Troubleshooting 101

There seems to be a severe lack of understanding and technique when it comes to troubleshooting these days. It seems to me that a large amount of troubleshooting effort is completely wasted on wild ideas and theories while the simplest and most direct solutions are ignored.

Occam’s Razor states: “entities should not be multiplied beyond necessity.” Simply put, the easiest solution is often the best. This is the perfect mindset for anyone who does troubleshooting. There is no need to delve right into the most obscure reasons for a failure, start with the simple stuff.

For instance, questions like “Is the unit plugged in?”, or “Is the power on?” are perfect questions to start with. While it would be wonderful to believe that everyone you encounter has the common sense to check out these simple solutions, you’ll find that, unfortunately, the majority of the population isn’t that bright.

So, how about a real-world example. It’s 2am and you get paged that a router has gone unreachable. After notifying the proper people, you delve into the problem. Using the Occam’s Razor principle, what’s the first thing you should check? Well, for starters, let’s make sure the router really is unreachable. A simple ping should accomplish that. And just for good measure, ping something close to that router just to make sure you’re connected to the network.

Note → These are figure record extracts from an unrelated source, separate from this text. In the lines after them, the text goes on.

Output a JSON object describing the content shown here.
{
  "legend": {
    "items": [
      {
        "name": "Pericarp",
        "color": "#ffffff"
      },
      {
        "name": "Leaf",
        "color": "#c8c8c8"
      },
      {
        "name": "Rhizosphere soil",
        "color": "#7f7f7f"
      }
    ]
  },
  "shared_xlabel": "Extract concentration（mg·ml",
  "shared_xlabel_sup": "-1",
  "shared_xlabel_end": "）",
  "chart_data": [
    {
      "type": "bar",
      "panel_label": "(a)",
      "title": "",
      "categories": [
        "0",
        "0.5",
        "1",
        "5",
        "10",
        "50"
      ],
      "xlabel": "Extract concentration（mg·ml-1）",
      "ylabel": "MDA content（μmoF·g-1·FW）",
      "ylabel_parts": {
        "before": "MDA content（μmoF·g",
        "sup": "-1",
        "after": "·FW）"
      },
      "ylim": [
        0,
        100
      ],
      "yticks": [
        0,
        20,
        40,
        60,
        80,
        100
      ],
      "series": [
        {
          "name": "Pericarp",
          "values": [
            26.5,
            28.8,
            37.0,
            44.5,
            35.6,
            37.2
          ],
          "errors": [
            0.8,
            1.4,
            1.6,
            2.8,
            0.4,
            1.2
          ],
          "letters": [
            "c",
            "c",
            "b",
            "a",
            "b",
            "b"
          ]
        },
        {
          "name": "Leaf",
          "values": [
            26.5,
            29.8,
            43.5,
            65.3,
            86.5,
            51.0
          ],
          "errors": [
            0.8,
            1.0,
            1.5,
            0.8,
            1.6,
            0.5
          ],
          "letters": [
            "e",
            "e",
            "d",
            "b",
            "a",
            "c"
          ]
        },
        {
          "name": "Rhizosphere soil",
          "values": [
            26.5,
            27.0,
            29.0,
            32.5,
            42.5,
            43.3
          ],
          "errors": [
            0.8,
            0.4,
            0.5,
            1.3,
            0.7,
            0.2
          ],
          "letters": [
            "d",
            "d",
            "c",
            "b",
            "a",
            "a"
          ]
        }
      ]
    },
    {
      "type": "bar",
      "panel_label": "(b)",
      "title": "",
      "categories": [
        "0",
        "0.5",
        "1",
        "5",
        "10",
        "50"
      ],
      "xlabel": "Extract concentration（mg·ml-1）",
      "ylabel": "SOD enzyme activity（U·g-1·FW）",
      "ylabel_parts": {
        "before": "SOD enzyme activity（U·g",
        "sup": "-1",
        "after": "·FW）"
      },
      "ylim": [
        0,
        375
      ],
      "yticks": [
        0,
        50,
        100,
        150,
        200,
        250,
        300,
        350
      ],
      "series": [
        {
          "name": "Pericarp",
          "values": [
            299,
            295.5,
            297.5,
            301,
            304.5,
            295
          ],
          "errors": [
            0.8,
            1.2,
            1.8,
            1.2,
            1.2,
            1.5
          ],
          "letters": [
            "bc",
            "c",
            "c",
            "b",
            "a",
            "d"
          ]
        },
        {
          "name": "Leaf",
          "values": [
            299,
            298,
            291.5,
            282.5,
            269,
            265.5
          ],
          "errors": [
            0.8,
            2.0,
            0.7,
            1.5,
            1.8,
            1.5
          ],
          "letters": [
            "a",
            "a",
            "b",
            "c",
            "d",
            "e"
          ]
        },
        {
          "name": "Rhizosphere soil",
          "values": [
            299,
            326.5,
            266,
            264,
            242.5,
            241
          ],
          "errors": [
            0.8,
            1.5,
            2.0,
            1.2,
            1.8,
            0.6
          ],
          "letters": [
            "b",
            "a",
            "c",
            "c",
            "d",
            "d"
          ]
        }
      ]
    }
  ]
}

Ok, so the router isn’t pingable, now what? Well, let’s look at the next easiest step, power. Since the router is in a remote location, this isn’t easy to check. However, you can check the uplink on the router. You should be able to get to the router just before the one that’s unreachable. Once there, check the interface that feeds your troubled router. Is it up or down? While you’re there, you can check for traffic and errors as well, but don’t focus on these yet, store them for later.

If the interface is down, then it’s quite possibly a physical line issue or, possibly, power. Just for good measure, I would suggest bouncing the interface to see if it’s something temporary. Sometimes, the interface will come back up and start running errors, indicating a physical line issue. What will often happen is that the interface comes back up and starts running errors, but allows limited traffic to get through. Once the error threshold is passed, the line goes back down. At this point, I’d call a technical to look at the physical line itself.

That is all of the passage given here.